Over the next couple of weeks, a list of jobs will be compiled as the search for more volunteers continues. They have also launched an Indiegogo campaign to help offset the costs of the festival. Donations can be made atwww.indiegogo.com/projects/foothills-food-festival–2#/ or directly to CEBE.
“This is everyone’s food festival,” Griffin said. “We’re organizing it but this is really not going to be anything unless every community member comes out.”
For more information about the Foothills Food Festival, contact Griffin firstname.lastname@example.org.
NORWAY — This year Community Roots – the educational event that focuses on do-it-yourself agricultural and environmental workshops – will move from the Oxford County Fair to the Alan Day Community Garden.
The 2016 edition is scheduled from 10 a.m. to 3 p.m. Saturday, Aug. 13, and Sunday, Aug. 14, at the garden, 26 Whitman St. in Norway. Christopher Easton, along with his wife, Paula, organize the annual educational event and said the fair site wasn’t working out for them, hence the change in location.
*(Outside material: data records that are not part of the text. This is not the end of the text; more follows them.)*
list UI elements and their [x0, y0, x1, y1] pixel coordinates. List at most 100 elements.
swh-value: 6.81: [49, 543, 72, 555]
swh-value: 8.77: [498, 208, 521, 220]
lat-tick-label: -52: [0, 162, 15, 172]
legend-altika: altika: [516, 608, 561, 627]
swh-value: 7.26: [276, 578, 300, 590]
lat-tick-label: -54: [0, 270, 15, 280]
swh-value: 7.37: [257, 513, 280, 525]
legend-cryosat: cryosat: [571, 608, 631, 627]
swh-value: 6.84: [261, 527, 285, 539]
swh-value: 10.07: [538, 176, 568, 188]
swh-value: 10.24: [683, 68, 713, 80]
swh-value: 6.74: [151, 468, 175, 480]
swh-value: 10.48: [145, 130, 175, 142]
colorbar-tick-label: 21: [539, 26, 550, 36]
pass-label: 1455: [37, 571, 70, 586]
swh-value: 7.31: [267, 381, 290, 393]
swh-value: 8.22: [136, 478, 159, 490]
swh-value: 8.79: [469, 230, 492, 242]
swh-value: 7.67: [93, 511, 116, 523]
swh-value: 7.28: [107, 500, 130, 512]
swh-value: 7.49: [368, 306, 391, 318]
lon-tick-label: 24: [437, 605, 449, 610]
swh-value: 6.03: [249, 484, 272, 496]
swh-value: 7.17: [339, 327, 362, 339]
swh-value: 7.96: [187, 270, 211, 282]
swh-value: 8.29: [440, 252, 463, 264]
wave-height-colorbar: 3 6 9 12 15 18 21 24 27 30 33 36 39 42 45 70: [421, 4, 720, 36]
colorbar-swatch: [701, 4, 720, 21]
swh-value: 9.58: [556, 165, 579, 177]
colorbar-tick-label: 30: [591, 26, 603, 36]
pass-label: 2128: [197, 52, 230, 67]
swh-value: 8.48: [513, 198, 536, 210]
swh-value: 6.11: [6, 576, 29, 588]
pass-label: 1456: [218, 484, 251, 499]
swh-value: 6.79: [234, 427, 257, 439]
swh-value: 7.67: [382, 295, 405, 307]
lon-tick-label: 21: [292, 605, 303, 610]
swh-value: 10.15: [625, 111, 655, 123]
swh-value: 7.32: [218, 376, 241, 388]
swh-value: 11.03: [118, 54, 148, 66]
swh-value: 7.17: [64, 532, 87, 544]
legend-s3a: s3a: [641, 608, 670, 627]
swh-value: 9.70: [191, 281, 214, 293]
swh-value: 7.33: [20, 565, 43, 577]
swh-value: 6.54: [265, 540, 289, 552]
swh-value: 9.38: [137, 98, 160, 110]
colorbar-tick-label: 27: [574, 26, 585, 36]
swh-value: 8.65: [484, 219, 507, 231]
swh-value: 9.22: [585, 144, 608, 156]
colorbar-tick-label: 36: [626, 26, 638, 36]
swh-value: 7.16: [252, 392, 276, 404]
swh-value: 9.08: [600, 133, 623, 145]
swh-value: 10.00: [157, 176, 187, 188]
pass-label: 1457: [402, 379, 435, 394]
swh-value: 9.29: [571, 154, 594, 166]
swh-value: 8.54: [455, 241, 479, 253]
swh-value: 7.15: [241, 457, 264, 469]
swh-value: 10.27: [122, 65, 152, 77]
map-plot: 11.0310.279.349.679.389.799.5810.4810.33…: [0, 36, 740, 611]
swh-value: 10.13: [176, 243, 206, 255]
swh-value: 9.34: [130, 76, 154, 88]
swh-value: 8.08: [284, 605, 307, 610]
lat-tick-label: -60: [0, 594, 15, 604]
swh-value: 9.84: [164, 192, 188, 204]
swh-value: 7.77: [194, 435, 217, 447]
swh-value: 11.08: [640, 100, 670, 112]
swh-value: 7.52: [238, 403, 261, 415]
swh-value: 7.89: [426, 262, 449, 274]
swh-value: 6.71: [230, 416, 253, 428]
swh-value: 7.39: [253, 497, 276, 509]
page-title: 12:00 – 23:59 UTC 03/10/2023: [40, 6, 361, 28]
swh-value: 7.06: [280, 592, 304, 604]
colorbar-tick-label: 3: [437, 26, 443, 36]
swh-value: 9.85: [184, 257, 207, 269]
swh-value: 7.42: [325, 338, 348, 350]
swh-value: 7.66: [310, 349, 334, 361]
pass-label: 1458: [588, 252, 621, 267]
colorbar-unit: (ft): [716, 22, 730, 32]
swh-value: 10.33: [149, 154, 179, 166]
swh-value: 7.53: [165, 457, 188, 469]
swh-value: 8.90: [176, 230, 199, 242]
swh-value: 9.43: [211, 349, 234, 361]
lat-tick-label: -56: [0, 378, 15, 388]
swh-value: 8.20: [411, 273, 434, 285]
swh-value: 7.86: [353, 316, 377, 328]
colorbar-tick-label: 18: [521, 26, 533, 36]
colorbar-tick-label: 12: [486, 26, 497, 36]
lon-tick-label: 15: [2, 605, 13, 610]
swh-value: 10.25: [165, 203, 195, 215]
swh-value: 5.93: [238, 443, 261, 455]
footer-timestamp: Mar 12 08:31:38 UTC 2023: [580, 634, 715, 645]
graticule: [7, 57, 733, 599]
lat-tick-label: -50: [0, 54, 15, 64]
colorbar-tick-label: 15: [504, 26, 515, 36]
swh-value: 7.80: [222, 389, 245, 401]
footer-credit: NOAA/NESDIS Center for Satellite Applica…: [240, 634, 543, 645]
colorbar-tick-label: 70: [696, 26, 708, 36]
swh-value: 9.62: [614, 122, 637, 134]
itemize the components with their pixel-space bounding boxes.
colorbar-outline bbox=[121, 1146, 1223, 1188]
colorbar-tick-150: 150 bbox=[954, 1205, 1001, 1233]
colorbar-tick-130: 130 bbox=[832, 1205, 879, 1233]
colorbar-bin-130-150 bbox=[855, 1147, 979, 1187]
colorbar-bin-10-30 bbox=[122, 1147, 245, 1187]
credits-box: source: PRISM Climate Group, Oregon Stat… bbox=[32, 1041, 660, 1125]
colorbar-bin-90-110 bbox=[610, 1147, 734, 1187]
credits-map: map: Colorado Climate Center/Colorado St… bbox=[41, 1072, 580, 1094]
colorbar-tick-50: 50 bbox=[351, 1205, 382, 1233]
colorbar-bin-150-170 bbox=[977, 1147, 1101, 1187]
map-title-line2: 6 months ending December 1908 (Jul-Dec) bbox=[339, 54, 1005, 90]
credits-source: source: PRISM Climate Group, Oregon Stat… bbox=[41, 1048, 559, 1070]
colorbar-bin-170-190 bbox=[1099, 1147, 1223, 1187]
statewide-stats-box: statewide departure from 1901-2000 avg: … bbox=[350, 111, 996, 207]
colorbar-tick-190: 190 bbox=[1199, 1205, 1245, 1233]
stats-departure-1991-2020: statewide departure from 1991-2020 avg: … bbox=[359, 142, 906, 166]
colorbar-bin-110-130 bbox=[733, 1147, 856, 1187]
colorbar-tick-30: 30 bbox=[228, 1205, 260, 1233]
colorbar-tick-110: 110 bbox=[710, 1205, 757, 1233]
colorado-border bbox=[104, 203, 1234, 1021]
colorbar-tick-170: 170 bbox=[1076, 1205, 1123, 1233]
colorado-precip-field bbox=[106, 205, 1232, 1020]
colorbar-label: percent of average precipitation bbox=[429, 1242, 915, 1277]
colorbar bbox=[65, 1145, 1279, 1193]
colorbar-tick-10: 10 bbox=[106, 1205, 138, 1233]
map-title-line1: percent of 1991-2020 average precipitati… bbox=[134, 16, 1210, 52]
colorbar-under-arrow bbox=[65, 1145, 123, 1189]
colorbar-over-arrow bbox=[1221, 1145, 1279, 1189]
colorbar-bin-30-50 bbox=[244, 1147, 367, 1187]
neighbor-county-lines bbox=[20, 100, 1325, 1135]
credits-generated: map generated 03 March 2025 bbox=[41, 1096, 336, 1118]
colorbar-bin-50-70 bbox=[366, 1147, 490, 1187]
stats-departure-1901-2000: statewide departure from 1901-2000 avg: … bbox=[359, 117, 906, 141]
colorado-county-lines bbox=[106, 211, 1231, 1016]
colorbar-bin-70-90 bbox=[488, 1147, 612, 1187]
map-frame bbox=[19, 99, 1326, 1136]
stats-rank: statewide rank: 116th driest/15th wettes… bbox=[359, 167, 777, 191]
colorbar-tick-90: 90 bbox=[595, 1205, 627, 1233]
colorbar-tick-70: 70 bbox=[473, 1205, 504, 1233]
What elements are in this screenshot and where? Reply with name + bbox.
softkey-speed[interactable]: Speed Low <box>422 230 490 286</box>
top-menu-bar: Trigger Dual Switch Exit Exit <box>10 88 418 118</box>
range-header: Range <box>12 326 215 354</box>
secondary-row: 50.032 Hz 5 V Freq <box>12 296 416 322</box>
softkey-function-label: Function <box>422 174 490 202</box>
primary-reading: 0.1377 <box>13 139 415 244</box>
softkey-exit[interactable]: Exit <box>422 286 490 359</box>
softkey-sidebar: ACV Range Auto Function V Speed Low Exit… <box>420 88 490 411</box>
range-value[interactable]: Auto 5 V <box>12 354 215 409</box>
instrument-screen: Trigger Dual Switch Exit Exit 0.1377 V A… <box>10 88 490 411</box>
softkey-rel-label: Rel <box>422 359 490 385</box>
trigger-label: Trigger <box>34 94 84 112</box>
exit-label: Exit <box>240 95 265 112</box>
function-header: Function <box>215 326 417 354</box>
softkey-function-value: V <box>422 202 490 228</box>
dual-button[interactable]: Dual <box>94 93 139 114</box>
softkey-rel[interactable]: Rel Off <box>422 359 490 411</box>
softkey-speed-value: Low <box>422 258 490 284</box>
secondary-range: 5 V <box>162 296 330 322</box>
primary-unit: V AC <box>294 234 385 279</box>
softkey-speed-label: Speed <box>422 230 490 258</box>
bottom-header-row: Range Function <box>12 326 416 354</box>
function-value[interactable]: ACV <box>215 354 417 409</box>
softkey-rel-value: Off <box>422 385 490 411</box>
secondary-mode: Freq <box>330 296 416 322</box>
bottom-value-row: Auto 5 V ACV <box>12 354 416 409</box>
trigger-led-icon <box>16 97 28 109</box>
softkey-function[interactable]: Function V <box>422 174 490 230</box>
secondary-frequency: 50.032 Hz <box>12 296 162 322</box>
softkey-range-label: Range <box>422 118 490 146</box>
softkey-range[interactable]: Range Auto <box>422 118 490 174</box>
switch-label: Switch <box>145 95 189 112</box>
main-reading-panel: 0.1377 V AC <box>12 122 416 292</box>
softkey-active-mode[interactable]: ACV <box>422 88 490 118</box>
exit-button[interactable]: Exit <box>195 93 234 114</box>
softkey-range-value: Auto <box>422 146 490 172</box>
“We wanted Community Roots to keep going,” he said.
Easton added he spoke with Garden Coordinator Rocky Crockett, who invited Community Roots to hold the event the community garden. The pair didn’t realize the Foothills Food Festival was scheduled for the same weekend.
“OK, let’s see we can dovetail with that,” Easton remembered thinking after the realization. He noted there is some overlap of times and similar themes with the two events, but organizers are trying not to duplicate workshops.
While Easton has most of the presenters secured, he is still looking to fill a few slots. Thus far they include workshops on pesto, seed saving, solar energy, scything, mulch gardening, composting, pruning and grafting, beekeeping, permaculture and food forests.